Le dernier ouvrage de Roger Martelli, Communistes en 1968, le grand malentendu, restitue un moment clef de l'histoire communiste sur toute la période de 1968 face au printemps français et à la tragédie tchécoslovaque, deux crises essentielles « plus entremêlées que les acteurs n'en ont conscience sur le moment ».
L'auteur resitue l'évolution sociologique de l'appartenance au PCF et de son influence. Il montre comment le "malentendu" de l'organisation communiste en mai 68 repose sur des analyses et des pratiques liées à une période qui s'achève, avec l'accélération des mutations sociales : si mai-juin 68 marque l'apogée du mouvement ouvrier (et de la société industrielle), il est aussi le signe avant-coureur de son déclin. Le PCF veut encore incarner « l'ordre prolétarien » - ce qui a fait sa force - alors que monte « surtout dans les jeunes générations le refus des ordres installés [...] voire de l'allégeance à des organisations ».

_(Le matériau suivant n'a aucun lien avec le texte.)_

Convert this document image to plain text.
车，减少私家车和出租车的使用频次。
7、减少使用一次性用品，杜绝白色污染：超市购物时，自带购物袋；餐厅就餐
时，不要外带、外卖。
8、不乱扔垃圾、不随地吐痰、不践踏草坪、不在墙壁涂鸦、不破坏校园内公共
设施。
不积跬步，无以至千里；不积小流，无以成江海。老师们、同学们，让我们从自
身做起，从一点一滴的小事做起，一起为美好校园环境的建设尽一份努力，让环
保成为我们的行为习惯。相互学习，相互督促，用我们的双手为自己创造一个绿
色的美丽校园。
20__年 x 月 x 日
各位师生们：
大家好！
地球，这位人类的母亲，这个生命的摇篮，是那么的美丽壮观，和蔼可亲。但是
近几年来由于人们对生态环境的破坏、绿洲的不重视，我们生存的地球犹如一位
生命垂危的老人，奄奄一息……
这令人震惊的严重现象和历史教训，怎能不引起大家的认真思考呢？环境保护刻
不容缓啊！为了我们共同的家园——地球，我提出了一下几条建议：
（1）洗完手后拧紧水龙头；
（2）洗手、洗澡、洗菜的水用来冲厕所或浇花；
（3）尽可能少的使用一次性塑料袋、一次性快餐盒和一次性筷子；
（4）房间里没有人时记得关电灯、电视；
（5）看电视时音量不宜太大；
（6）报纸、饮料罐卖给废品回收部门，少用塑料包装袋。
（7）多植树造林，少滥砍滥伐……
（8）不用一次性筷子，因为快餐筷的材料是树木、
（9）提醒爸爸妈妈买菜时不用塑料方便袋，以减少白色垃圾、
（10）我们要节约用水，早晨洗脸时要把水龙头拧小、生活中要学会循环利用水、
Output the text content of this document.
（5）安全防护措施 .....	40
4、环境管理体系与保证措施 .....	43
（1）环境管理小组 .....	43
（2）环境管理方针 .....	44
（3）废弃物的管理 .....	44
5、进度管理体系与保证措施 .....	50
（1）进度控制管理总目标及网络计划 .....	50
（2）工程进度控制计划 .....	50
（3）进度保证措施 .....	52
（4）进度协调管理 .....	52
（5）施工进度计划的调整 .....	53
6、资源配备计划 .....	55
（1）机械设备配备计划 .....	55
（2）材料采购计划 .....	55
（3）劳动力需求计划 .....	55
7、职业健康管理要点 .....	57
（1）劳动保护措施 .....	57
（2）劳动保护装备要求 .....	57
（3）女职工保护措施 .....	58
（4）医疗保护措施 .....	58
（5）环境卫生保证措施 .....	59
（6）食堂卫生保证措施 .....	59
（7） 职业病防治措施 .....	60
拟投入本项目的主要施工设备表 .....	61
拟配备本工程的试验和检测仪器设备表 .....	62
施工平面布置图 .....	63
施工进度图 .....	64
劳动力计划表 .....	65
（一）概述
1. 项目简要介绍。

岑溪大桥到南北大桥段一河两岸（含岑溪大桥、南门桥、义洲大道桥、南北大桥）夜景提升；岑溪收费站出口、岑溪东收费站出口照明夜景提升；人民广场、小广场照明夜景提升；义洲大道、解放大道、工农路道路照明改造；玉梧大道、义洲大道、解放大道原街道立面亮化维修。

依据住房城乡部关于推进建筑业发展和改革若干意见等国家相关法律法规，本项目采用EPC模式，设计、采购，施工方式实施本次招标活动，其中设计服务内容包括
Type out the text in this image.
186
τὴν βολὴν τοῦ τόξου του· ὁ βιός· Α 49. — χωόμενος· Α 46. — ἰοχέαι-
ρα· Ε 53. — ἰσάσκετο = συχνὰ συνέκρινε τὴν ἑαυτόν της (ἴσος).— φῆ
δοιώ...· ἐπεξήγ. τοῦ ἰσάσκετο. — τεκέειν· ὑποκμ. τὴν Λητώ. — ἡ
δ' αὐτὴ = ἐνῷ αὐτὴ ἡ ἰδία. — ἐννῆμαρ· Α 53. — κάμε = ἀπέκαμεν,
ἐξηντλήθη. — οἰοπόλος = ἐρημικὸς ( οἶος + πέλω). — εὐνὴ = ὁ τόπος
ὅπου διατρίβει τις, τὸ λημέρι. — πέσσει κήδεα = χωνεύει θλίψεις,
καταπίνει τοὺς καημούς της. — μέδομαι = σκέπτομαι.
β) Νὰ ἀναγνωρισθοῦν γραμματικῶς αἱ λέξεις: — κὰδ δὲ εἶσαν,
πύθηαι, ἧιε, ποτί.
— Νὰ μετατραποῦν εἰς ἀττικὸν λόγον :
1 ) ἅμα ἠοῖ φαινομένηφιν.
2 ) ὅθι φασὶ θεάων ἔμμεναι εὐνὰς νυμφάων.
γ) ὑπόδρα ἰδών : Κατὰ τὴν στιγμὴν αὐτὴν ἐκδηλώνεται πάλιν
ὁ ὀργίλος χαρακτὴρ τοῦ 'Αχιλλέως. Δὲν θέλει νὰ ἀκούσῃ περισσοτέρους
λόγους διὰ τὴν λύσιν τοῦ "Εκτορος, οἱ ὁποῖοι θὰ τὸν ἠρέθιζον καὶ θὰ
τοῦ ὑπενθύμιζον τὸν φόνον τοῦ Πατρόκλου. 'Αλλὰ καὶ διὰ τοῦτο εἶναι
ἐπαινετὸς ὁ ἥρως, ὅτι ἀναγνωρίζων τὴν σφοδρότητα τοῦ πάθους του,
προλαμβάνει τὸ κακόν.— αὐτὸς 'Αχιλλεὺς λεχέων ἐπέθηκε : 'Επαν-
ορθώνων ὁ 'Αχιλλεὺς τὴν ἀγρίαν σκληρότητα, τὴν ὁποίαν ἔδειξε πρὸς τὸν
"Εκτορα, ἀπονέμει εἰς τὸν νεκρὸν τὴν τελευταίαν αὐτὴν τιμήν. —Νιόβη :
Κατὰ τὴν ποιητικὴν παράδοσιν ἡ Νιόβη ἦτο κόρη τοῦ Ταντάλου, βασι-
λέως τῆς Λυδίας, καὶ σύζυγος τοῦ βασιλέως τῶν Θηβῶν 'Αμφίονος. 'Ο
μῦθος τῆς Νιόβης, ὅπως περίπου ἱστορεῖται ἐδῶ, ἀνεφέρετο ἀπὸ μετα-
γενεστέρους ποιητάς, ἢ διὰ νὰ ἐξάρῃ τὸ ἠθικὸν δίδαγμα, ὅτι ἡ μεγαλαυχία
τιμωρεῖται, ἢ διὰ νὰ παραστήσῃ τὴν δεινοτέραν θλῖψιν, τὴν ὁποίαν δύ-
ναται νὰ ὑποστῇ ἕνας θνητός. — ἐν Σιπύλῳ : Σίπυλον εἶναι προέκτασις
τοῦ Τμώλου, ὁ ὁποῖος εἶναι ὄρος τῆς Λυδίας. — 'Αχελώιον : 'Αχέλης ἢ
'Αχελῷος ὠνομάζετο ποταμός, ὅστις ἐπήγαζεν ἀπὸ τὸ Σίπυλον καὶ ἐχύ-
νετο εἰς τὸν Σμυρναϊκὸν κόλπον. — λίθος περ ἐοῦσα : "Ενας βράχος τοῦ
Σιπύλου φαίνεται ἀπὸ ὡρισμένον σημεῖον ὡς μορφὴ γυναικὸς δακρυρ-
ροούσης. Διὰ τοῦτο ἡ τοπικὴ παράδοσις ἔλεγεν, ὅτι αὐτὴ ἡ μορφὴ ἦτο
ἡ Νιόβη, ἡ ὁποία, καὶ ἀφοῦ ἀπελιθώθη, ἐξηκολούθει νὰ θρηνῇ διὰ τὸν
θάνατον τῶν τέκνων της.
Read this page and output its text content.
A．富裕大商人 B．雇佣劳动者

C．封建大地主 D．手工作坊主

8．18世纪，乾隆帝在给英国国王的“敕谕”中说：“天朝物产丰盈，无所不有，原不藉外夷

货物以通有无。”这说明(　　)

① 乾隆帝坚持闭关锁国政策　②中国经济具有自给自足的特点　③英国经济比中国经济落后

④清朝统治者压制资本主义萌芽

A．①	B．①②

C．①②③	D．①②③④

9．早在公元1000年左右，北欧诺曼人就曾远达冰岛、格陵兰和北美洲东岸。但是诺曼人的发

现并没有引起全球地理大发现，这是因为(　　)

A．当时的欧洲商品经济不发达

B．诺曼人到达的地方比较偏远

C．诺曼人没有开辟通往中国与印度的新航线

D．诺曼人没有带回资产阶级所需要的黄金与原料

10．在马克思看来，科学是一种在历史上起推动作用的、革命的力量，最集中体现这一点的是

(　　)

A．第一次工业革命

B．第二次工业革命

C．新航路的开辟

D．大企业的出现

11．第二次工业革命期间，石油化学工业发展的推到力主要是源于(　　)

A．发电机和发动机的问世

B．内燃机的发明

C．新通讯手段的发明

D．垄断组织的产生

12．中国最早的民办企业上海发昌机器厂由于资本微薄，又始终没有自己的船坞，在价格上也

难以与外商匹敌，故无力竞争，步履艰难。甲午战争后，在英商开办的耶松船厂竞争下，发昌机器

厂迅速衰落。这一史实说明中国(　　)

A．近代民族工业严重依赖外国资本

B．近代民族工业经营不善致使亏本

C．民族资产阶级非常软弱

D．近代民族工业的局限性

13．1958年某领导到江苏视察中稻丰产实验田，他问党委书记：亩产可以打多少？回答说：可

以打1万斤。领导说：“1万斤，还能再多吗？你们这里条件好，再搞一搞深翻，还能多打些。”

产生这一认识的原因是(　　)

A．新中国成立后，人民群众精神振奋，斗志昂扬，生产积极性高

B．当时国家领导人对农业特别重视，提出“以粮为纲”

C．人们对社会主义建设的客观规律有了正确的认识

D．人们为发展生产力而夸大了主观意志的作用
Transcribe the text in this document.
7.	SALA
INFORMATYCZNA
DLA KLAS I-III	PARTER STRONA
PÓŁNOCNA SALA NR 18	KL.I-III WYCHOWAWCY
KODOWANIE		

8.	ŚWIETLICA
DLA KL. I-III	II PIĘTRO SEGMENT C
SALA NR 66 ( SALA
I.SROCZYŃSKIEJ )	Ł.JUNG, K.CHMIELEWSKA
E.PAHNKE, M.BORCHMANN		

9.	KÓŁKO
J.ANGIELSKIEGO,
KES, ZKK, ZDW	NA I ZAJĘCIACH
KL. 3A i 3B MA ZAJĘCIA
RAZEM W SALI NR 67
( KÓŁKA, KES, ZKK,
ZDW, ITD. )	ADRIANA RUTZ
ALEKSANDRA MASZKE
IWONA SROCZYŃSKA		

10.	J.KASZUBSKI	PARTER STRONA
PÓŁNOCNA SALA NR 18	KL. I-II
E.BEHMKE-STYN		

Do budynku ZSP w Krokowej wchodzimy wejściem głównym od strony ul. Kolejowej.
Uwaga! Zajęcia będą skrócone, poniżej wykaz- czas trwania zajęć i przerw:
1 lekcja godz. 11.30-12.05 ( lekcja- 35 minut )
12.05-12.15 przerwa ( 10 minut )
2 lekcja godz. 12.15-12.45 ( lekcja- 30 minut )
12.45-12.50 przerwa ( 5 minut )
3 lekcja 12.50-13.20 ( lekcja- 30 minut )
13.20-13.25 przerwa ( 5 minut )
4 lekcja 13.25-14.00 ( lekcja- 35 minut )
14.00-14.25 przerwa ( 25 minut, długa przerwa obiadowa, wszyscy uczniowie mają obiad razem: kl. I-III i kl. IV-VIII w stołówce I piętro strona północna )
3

Désarroi politique et incapacité à s'émanciper réellement de la tutelle du parti communiste de l'URSS fragilisent la même année les positions du PCF et ses relations avec les communistes tchécoslovaques et le rendent finalement impuissant dans son rôle de médiateur face à la menace puis la concrétisation de l'écrasement du Printemps de Prague par les chars soviétiques.
Ces deux phases d'évènements amèneront le PCF à un « toilettage » et une « adaptation par petites touches » de son « dispositif politique et mental, mais il le fait sans toucher à son ossature profonde ».
Aux 99 pages d’analyses s'ajoutent une chronologie (1966-1971) et 57 documents et archives et de très nombreuses notes, entre autres bibliographiques. Voir la table des matières ici.
Michèle Kiintz
Communistes en 1968, le grand malentendu, Les Éditions sociales, 304 p., 22 €.
* Expression empruntée par R. Martelli à Alban Bensa et Eric Fassin.